The company has also announced an update of the data from the Phase II trial of palifosfamide used as a single agent in advanced sarcoma.
The Phase I trial of palifosfamide in combination with doxorubicin was fully enrolled with 13 metastatic patients, of whom eight were still receiving therapy. The combination was well tolerated with no dose-limiting toxicities reported during a total of 51 cycles of treatment. Of 12 evaluable patients, three had partial responses. Of the eight patients with soft tissue sarcoma (STS), two had partial responses and the remaining six patients were progression free with a median duration of follow-up of 15 weeks and were still on therapy.

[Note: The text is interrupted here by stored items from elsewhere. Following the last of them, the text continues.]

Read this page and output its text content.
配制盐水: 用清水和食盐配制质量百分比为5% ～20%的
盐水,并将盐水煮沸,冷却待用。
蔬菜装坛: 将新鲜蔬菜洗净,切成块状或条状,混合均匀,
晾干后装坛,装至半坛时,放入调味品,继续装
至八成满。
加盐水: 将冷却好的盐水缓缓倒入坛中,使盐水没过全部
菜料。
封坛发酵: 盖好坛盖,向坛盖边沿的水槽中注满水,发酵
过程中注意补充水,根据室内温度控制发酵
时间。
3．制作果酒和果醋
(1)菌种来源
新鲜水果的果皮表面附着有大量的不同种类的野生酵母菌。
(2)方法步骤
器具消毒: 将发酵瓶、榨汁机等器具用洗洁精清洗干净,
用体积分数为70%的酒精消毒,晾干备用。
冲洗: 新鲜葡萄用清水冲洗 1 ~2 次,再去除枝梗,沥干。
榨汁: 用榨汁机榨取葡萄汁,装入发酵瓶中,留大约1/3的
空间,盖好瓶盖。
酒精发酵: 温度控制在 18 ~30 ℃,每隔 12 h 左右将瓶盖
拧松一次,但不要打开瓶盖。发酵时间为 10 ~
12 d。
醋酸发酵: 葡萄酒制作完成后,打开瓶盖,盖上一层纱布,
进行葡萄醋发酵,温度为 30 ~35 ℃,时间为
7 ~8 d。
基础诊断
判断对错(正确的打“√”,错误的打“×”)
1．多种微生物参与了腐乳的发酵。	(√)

The update from the Phase II trial investigating palifosfamide as a single agent against advanced STS revealed three-month progression free rates of 45% overall and 55% in ifosfamide-naive patients. The six-month progression free rate was 23% at six months. These data show that palifosfamide is highly active in STS.
In both studies, none of the 19 patients who have been treated with the novel palifosfamide-T experienced renal toxicity nor bladder toxicity or encephalopathy commonly associated with ifosfamide treatment. As a result of the data generated in these studies, the company has initiated a Phase II randomized controlled trial comparing palifosfamide plus doxorubicin vs. doxorubicin in the front- and second-line treatment setting of STS.
Sant Chawla, lead investigator for the studies, said: “The study results for palifosfamide are highly encouraging. The data indicate palifosfamide is active both as a single agent and in combination and bode very well for the randomized Phase II trial.”